Translation:You run through the building and jump out the window.
As Ryagon IV says, to run across the building suggests the outside, but if it was run across the room/ floor/ etc, it would be possible. I think it's because "building" has a 3D idea to it, which works with "through", but "across" is more suited to movement across a planar surface.
I got burned with "You run over to the building and jump out the window". I came back to this exercise because the module cracked. This is the first time I have seen át- as "through"; I have it down as "across" or "over". There seems to be too many of these odd combinations to cover in the Preverbs area.
Átfutsz az épületen.
Át- = across, through, over (direction?)
-en = in (location?)
(You run across)(the)(in building) = Meh, it makes sense.
When you're moving through something, from one side to the other, that medium you're moving through will receive the '-on' suffix. If you used épületben, it would be some movement from one place to another within the building.

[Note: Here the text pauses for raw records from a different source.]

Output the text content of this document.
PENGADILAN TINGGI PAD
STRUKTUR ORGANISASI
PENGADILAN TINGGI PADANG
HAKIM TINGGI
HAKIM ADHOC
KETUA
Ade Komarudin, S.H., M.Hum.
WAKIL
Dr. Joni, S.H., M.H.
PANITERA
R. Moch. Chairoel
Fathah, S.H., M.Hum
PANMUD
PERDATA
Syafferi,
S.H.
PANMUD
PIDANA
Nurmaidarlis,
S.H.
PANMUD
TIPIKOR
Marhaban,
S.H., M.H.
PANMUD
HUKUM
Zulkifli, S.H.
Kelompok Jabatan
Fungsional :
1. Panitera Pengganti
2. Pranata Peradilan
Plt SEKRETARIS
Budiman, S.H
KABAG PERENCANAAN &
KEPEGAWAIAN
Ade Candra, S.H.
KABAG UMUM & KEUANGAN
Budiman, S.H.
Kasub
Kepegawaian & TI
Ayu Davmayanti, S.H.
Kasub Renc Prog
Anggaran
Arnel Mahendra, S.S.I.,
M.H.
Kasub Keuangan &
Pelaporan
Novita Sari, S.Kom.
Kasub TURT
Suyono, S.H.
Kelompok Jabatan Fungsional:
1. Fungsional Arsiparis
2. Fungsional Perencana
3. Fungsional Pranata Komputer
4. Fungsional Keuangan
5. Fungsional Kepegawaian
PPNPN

- át az épületen - through the building
- át az épületben - in the building
Oh, if you know German, it's a bit easier. The general meaning of the prefix át- translates to "hinüber-" or "herüber-" or generally "über". Von der einen auf die andere Seite.
Átülsz a másik székre? - Setzt du dich hinüber auf den anderen Stuhl?
A híd a folyón vezet át. - Die Brücke führt über den Fluss.
It just breaks down a bit when you're talking about moving through some specific space, like in the building sentence. Then you have to do with "durch":
Átfutunk az épületen. - Wir rennen durch das Gebäude.
Átfutunk az épületben. - Wir rennen im Gebäude hinüber (z.B. in einen anderen Raum).